Carp photos? What do you take me for?


I don’t often spend much time fishing for carp and when I catch one it’s usually because it’s snaffled a bait meant for a tench or a roach, a rudd or a crucian. That’s not to say I’m unhappy when one comes along, more that I’ve never seen the point of all the rod pods, bite alarms, monkey climbers and the rest that seem such an intrinsic part of modern carping.

The one exception to this is surface fishing, which I’ve done from time to time with some small success. In fact, the biggest guestimated carp I ever caught was bagged right at my feet on a day ticket water on floating crust - I’d seen them snorting about in the reeds and tackled up a rod for that very purpose. When one rose at my feet, took the crust and I struck, I don’t know which of us was more surprised.

Returning to a small lake in Sussex I’d had the foresight to visit Tesco’s and buy some Chum mixer. Took me long enough to find among all the other dried food (do dogs really need to eat fresh rabbit and country vegetables?) and in the end I had to buy an enormous BBQ briquettes-style bag. Still, they smelled good and pongy and I remembered the old trick for softening them for the hook when you’re in a hurry. Get a freezer bag, pour in the dried biscuits, boil a kettle, pour the water into the bag so it covers a single layer of biscuits at the bottom, then seal the bag and give it a good shake. By the time you get where you’re going they’ll be soft enough to hook.

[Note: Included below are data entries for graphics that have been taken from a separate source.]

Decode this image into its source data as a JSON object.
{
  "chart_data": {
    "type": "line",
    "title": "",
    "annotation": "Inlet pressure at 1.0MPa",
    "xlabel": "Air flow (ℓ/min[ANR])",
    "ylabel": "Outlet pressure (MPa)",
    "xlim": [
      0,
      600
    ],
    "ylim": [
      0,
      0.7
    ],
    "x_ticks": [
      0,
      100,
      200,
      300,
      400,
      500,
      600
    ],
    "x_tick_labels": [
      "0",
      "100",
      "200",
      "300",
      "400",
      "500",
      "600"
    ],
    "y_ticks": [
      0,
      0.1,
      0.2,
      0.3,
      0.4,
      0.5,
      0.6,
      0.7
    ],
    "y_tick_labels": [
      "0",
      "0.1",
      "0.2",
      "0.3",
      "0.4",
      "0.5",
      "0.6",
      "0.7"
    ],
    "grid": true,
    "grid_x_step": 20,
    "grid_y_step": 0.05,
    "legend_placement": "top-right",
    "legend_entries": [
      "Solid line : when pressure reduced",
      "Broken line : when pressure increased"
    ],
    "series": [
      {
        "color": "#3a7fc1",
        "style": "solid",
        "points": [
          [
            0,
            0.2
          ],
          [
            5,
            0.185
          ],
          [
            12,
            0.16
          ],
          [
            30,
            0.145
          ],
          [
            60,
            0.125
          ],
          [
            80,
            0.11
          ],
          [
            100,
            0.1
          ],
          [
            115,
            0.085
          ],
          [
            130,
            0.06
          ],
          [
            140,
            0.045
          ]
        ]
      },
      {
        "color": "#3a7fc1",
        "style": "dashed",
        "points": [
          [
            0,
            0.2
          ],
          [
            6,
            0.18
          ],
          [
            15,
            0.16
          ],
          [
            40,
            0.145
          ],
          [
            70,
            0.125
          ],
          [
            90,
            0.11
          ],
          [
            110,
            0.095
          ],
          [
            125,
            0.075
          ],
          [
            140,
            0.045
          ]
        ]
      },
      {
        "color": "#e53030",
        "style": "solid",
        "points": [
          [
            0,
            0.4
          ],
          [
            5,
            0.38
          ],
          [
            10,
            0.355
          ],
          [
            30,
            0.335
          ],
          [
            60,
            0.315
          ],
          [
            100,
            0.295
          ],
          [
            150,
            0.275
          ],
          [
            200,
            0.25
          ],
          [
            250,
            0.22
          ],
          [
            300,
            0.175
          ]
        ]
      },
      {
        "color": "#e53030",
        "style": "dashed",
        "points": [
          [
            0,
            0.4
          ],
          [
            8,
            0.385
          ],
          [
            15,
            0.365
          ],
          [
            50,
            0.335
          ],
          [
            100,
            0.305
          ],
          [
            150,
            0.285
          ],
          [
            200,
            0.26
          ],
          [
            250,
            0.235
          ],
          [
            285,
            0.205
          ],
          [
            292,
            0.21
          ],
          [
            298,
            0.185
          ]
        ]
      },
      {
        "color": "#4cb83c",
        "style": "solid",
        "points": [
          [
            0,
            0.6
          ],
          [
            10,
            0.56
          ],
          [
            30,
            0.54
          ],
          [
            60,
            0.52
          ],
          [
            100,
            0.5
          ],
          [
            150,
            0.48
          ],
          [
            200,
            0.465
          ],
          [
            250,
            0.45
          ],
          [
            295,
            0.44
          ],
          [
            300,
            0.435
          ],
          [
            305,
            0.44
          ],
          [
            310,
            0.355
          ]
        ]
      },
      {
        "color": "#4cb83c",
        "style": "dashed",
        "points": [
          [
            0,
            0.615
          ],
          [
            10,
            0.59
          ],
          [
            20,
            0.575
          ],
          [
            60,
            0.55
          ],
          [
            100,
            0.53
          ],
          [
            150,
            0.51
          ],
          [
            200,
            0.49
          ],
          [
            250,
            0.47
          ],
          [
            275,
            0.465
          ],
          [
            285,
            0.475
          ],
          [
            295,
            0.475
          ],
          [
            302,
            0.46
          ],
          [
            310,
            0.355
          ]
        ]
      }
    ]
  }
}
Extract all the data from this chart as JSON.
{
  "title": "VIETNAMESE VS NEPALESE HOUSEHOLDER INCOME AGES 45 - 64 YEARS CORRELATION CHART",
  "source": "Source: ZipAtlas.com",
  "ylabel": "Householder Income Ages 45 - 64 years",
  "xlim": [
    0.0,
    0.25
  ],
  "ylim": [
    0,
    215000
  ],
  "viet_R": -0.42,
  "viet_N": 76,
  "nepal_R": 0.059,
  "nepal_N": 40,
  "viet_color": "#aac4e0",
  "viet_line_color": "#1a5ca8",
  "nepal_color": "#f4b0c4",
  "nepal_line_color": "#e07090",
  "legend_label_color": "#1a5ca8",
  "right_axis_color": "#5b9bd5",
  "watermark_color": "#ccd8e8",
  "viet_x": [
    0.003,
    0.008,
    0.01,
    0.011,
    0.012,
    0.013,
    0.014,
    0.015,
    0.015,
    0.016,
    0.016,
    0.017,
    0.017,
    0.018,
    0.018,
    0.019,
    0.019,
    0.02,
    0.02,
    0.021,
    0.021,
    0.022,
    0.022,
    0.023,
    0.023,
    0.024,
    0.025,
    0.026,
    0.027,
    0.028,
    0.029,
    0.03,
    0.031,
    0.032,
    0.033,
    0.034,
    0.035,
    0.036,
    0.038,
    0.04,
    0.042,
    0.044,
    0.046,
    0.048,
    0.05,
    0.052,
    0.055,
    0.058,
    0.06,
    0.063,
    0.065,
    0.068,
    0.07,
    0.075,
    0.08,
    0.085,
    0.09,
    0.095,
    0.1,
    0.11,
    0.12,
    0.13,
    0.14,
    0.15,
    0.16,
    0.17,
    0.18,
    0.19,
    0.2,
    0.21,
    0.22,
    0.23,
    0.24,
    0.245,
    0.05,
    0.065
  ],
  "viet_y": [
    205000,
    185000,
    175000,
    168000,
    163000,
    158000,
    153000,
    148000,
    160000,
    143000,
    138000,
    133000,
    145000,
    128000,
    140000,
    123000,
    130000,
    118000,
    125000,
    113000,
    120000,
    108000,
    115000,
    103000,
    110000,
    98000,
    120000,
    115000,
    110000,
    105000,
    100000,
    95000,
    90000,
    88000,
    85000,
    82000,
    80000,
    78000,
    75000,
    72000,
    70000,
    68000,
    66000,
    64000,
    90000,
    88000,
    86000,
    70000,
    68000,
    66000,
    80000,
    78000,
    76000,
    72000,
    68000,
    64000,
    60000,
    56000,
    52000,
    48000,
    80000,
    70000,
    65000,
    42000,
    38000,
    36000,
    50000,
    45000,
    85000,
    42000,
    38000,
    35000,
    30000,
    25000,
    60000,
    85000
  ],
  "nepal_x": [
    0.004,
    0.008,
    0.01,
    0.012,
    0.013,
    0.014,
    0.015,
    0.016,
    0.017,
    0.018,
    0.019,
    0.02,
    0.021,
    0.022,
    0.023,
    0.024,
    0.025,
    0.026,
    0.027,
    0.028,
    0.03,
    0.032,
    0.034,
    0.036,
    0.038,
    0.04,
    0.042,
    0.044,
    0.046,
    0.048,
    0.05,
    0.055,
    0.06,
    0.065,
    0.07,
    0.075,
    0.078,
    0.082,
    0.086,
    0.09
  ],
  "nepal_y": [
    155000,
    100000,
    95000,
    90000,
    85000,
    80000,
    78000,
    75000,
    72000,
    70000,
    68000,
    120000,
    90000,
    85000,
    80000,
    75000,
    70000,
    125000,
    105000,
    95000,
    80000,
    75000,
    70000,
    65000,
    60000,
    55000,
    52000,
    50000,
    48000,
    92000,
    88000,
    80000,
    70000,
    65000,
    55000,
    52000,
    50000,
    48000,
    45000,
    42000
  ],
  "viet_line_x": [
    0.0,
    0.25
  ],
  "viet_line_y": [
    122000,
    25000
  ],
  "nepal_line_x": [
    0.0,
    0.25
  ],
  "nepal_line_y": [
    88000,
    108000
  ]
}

So, the deal was this. Set up a float rod and fish maggots and corn for roach and rudd and periodically wander round one end of the lake in search of carp on the surface. I’d forgotten what fun this is, how frustrating and how extraordinary it is to stare a piece of water that has nothing in it, nothing at all, no sign of a carp - until in the next second there they are, singly, in pairs or occasionally in a line, like carriages in a train. These were beauties, too - dark and broad backed, silent and full of purpose. Two I disturbed as I walked out onto a wooden platform. They simply withdrew unhurriedly to the middle of the back bay and I never saw them again. Several smaller ones stayed in the rushes either side of the platform and were still there when I left, rooting excitedly among the reeds. In another swim, two fish cruised round the reeds and ended up at my feet. The bigger one drifted away as I lobbed the size six hook with two biscuits on it at his tail. The smaller one rose from the bottom, sucked in the bait and then spat it out again, far too quickly for the angler who was just standing there with his mouth open.